The first 11 months of 2009 were great for band-specific music games.
The outstanding “Guitar Hero: Metallica” received a spring release and became one of the most underrated games of the year.
Harmonix later unveiled “The Beatles: Rock Band,” which would set the standard for band-centered music games.
But the third band-specific game that was released last year ruined the perfect streak.
“Guitar Hero: Van Halen” was easily the worst music game released in 2009, and it might be better than only the awful “Rock Revolution” in terms of current generation music games.
The game’s shortcomings didn’t really come as a shock.
I figured something was up when the game was offered free to those who purchased “Guitar Hero 5.”
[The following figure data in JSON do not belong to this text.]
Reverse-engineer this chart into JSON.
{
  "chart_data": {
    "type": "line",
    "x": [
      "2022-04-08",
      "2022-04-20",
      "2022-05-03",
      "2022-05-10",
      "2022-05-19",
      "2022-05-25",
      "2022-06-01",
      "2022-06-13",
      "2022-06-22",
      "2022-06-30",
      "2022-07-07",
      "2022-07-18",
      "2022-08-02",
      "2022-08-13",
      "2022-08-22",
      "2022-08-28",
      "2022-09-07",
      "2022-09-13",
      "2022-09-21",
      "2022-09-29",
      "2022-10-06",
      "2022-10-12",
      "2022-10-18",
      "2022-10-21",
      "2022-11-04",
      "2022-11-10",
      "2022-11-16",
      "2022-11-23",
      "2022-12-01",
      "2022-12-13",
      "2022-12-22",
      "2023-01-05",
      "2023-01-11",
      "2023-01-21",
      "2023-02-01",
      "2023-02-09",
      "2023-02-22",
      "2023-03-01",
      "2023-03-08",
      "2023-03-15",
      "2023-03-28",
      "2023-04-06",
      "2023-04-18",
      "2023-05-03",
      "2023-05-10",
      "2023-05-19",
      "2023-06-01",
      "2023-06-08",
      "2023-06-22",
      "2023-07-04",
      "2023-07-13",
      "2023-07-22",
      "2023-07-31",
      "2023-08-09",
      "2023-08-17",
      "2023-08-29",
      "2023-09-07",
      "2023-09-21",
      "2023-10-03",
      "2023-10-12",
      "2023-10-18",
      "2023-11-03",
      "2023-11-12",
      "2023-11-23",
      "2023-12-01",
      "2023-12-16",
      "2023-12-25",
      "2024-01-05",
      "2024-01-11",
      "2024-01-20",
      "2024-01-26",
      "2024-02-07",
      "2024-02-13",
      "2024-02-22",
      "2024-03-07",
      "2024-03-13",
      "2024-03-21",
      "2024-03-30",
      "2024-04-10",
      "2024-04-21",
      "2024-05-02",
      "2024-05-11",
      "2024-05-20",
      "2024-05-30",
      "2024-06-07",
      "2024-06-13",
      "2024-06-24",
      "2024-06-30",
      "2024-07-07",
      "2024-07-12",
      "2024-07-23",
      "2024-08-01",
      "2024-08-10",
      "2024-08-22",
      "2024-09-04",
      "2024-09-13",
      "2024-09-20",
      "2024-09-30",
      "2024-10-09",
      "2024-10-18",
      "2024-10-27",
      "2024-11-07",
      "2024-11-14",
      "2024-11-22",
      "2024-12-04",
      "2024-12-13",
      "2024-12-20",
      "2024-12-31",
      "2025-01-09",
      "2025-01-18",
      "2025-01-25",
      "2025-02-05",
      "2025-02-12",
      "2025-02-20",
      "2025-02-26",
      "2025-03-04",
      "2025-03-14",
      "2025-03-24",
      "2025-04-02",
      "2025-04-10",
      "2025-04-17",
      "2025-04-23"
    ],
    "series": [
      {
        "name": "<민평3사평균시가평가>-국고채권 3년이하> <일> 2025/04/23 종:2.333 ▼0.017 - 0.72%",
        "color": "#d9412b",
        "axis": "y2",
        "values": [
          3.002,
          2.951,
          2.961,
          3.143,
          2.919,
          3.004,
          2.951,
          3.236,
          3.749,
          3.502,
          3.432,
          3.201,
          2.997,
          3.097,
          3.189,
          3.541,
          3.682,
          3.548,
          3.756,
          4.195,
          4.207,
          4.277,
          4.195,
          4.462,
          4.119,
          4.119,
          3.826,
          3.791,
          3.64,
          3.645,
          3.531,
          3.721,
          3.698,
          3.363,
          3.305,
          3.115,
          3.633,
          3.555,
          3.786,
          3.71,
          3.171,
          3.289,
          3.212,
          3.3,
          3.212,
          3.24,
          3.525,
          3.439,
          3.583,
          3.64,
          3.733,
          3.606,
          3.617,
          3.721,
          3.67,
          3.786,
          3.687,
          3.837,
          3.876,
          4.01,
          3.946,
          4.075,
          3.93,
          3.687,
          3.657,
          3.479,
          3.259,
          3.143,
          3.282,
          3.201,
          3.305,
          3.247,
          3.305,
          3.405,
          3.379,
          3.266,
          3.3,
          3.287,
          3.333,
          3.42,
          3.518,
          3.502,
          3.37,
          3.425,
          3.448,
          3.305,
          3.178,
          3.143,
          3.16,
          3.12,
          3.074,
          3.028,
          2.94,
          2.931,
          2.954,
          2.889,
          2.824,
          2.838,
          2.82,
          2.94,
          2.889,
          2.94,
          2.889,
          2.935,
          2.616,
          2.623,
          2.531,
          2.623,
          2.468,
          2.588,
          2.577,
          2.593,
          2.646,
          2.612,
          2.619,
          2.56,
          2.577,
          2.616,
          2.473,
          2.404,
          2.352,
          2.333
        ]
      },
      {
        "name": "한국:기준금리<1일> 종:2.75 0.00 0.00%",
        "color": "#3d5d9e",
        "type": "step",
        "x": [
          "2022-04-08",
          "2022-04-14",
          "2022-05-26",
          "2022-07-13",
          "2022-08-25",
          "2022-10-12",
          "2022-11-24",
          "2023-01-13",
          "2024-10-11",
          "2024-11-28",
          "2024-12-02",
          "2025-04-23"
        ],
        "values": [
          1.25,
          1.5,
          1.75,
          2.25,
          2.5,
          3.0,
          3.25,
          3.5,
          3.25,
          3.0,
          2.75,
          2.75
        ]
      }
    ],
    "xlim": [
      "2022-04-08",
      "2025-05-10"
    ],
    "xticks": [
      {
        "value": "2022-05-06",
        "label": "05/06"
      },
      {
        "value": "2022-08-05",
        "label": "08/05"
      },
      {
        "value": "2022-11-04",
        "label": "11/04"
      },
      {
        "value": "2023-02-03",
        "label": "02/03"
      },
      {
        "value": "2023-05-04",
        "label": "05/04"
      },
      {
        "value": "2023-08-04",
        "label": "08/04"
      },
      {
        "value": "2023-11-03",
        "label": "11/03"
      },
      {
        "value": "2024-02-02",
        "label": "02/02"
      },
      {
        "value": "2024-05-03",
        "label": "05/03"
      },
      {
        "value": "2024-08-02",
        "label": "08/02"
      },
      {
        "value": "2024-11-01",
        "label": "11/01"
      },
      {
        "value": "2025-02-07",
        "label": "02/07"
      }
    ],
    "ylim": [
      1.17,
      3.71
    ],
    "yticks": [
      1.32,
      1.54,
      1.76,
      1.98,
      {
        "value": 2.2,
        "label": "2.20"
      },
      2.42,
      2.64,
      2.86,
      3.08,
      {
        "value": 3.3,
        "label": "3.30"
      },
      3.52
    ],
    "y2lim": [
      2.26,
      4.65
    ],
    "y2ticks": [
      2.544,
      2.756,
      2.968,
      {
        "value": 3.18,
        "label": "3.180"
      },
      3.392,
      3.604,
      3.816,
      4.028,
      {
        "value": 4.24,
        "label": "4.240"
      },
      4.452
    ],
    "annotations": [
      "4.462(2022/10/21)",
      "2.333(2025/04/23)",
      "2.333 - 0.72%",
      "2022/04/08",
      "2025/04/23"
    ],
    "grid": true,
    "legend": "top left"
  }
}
It was released in stores in December, but I truly hope that those who own the game did get it for free.
Activision and Neversoft, however, shouldn’t receive all of the blame.
The developers created a game that is on par with past releases from a technical standpoint. It didn’t have all the features of “Guitar Hero 5,” but it largely offered the same gameplay experience as the Metallica and Aerosmith iterations of the game.
The larger problems stemmed from an apparent lack of cooperation from the band.
Van Halen appears to contribute just enough to get the game released. There are no behind-the-scenes features or videos of the band. Both the Aerosmith and Metallica games featured famous venues from the bands’ history, but that feature is absent here.
Only half the songs are actually Van Halen tracks. Grouped alongside the band’s tracks are songs from bands like Fountains of Wayne, Third Eye Blind and Jimmy Eat World. Regardless of how anyone feels about those bands, most would agree that Van Halen’s contemporaries would be better suited as guest stars.
Also, all the Van Halen tracks are from the David Lee Roth-era. The game ignores the contributions of former members, particularly Sammy Hagar and Michael Anthony. Hagar had plenty of noteworthy songs with the band, and they would certainly fit in better than ones from Alter Bridge and Yellowcard.
The game has a hastily contrasted career mode that offers nothing special aside from playing the songs from the set list.
Expecting bands to contribute as much time and input as Metallica and The Beatles did might be asking a bit much. But they should at least contribute something. Their name is on the game, after all.